Петр: А я слышал, что есть из слоновый кости.
Алексей (вдруг зажигается): А!.. Ты про это? (важно) Ну это уже совсем другой уровень. Это уже – (выделяет букву «о» но делает ударенье на последний слог) Комеди Франсез. (наклоняется к Петру, по секрету, по-шпионски, чтобы никто не слышал) Ты, надеюсь, понимаешь, о чем я?
Петр (с огоньком в глазах, тоже тихо): Типа круто?
Алексей (тоже очень тихо, совсем шёпотом): Типа – тоже самое.
Пауза
Петр (смотрит на шахматы, озадаченно): Но фигуры двигаться… Ну вот пешка не может же ходит офицером или ферзём, да и ферзь не пляшет по доске? Есть же правило, которые нельзя нарушать. А где же туту полёт творчества?
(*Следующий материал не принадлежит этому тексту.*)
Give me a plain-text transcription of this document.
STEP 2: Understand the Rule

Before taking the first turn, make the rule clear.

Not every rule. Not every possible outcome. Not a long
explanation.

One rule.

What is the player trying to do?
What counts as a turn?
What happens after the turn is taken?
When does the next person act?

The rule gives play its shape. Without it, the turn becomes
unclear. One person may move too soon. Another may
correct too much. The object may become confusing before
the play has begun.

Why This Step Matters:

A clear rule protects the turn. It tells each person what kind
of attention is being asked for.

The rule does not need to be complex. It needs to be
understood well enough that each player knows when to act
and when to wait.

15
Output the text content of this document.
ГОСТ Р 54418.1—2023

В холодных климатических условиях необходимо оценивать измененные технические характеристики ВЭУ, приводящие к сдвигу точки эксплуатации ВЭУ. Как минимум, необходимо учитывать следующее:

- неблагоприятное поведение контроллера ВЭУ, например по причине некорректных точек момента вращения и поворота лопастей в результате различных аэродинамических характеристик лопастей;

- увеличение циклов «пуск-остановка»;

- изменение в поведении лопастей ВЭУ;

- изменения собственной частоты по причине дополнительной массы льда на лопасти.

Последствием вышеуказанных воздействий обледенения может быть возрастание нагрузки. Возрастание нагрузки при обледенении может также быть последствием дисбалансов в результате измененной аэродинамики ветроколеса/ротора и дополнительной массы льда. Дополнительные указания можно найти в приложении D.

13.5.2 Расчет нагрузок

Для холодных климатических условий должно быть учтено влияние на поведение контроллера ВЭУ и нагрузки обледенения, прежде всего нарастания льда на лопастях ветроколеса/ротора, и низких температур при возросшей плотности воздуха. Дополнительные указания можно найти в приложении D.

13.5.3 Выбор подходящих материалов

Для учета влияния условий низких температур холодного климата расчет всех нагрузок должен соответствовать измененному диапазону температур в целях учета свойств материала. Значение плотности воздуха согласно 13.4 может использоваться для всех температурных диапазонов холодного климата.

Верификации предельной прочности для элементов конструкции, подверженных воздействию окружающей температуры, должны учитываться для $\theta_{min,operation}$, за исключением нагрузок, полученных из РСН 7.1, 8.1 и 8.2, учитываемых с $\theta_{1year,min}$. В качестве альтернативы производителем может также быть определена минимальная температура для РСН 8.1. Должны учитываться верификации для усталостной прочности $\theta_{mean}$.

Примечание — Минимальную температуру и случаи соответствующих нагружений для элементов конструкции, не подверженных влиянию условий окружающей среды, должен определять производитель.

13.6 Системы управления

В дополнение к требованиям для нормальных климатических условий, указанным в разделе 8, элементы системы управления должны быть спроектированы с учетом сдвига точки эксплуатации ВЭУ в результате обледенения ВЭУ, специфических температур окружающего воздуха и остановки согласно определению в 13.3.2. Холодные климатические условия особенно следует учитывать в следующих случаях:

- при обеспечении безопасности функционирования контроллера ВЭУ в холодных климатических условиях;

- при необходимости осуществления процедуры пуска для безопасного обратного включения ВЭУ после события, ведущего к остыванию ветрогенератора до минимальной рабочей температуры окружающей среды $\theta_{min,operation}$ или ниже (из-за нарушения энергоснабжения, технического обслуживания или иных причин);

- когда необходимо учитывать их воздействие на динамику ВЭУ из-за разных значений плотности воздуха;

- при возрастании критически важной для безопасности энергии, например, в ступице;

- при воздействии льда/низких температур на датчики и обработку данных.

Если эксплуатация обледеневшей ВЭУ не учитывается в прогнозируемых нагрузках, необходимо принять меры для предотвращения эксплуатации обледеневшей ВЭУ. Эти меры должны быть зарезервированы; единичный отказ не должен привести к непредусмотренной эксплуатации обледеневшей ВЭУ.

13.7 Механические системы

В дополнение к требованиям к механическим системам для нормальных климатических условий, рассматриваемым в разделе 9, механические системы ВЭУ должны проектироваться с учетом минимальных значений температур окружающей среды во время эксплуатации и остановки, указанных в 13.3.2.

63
Алексей (вдыхает, объясняет): Ну вот я тут сижу и сдаю партию за партией, а есть Александр Алехин, который умер не побеждённым. Впрочем, аналоги, иногда бывают натянуты. Да и ферзь раньше ходил на одну клетку, а не по всему полю бегал. (извинительным тоном) Я правда устал.
Алексей встает, Петр останавливает его за рукав.   
Петр (с надеждой, но боясь): А я бы мог стать режиссёром?
Алексей (садиться): Врать не могу в таких вопросах и не имею право… (превозмогая почти улыбаться, искренне) Ты, впрочем, можешь доканывать собеседника, своими вопросами.
Алексей встает, Петр остаётся сидеть. Алексей делает два шага, возвращается
Алексей (поясняя): Ты пойми, Петр, и я не актер.
Петр: А кто определяет?
Алексей (задумавшись): Время.
Петр (как ему кажется, продолжает мысль): Наверное, хорошо, что у нас есть время обо всем этом поговорить?
Алексей (грустно): Да это может быть единственный плюс безвременья – много времени. Долгие поездки способны на безвременье. И, кажется, одинокие и длинные морозные ночь еще может дать этот удивительный и волшебный эффект. (выдыхает) Как же грустно…
Петр (весело): А кто тебе рассказал о всех этих интересностях – безвременье какое-то? Красивое слово.
Алексей (смотря мимо собеседника): Один очень страшный и очень чёрный колдун.
Алексей уходит.

Сцена третья
Алексей и Петр сидят на скамейке в больничном коридоре и разговаривают. Алексее говорит уже более живо.
Петр: Ну вот ты горишь, что ты актер.
Алексей (возражает, вдумчиво): Ну скорее просто учился.
Петр: А что это такое актёр?
Алексей (задумался): Наверное, когда тебя прет.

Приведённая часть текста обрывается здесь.